Bunuel
In order to reduce classroom overcrowding while maintaining academic standards, Omega High School last year tested an online physics course with twenty volunteers from the senior class. Although they met with the teacher once a week for lab work, the students attended all lectures and did all their homework via remote computer. All of the students in the online physics course easily passed the statewide physics exam at the end of the school year. Administrators at the high school concluded from this test that all students can learn effectively outside the classroom and decided that Omega High School should offer all of its science courses online.
Which of the following, if true, would cast the most doubt on the conclusion drawn above?
A. The science classrooms currently in use are bigger than the classrooms used for other subjects.
B. The students who took the online physics course had access to the same science library reference materials as the physics students who did not take the class online.
C. Omega High School has received a grant to purchase new computers for the next school year.
D. The students who enrolled in the online physics course were more self-motivated than most students and were high achievers in the top ten percentile of their class.
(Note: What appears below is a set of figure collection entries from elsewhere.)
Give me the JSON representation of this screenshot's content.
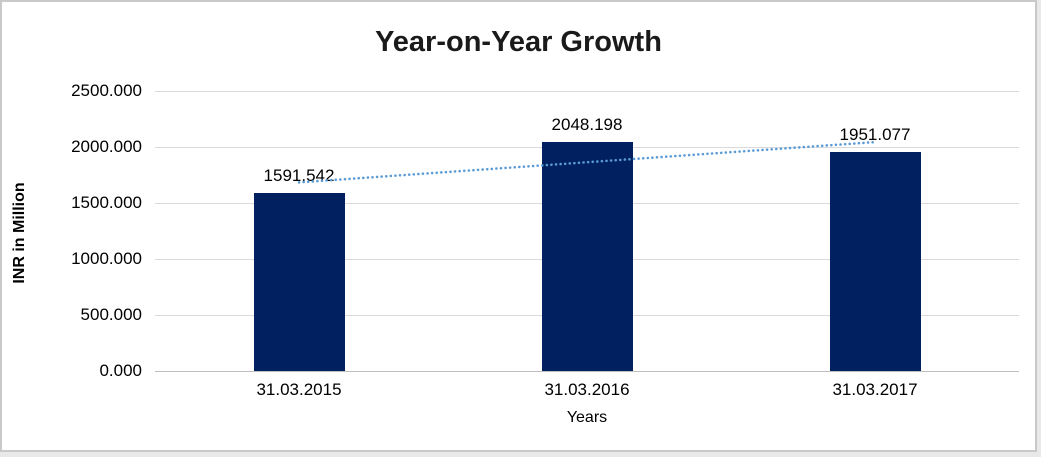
{
  "chart_data": {
    "type": "bar",
    "title": "Year-on-Year Growth",
    "categories": [
      "31.03.2015",
      "31.03.2016",
      "31.03.2017"
    ],
    "values": [
      1591.542,
      2048.198,
      1951.077
    ],
    "data_labels": [
      "1591.542",
      "2048.198",
      "1951.077"
    ],
    "xlabel": "Years",
    "ylabel": "INR in Million",
    "ylim": [
      0,
      2500
    ],
    "ytick_step": 500,
    "ytick_labels": [
      "2500.000",
      "2000.000",
      "1500.000",
      "1000.000",
      "500.000",
      "0.000"
    ],
    "grid": true,
    "legend": "none",
    "trendline": {
      "type": "linear",
      "style": "dotted"
    },
    "colors": {
      "bar": "#002060",
      "trendline": "#5b9bd5",
      "gridline": "#d9d9d9",
      "axis_line": "#bfbfbf",
      "title_text": "#1a1a1a",
      "label_text": "#000000",
      "card_border": "#c9c9c9",
      "background": "#ffffff"
    }
  }
}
E. There are excellent computer programs for teaching high school earth science, biology and chemistry.
Official Explanation
Answer D - This is a weaken question. The conclusion is that all students can learn effectively outside the classroom. The evidence is that one physics class was offered online and the twenty students who took the class easily passed the statewide exam. The central assumption is that these students are representative of the student population at large, so that what worked for them would work for all students.
Choice (D) contradicts that assumption because it states that the online physics students were more self-motivated and higher achievers than most students. Therefore, they were not representative of the student body.
Choice (A) does not address the assumption that the students were representative. Furthermore, this would, if anything, strengthen the recommendation because if (A) were true, more space would be freed up by offering science classes online than offering other subjects online.
Choice (B) is out of scope. Whether or not the students had access to the library or other materials does not affect whether the program should be expanded.
Choice (C) is another out-of-scope answer. This could either help the proposal, by increasing student access to online resources or weaken it if the computers are placed in classrooms for use in a teacher-led class.
Choice (E) would strengthen the stimulus by making it more likely that a department-wide online science curriculum would work.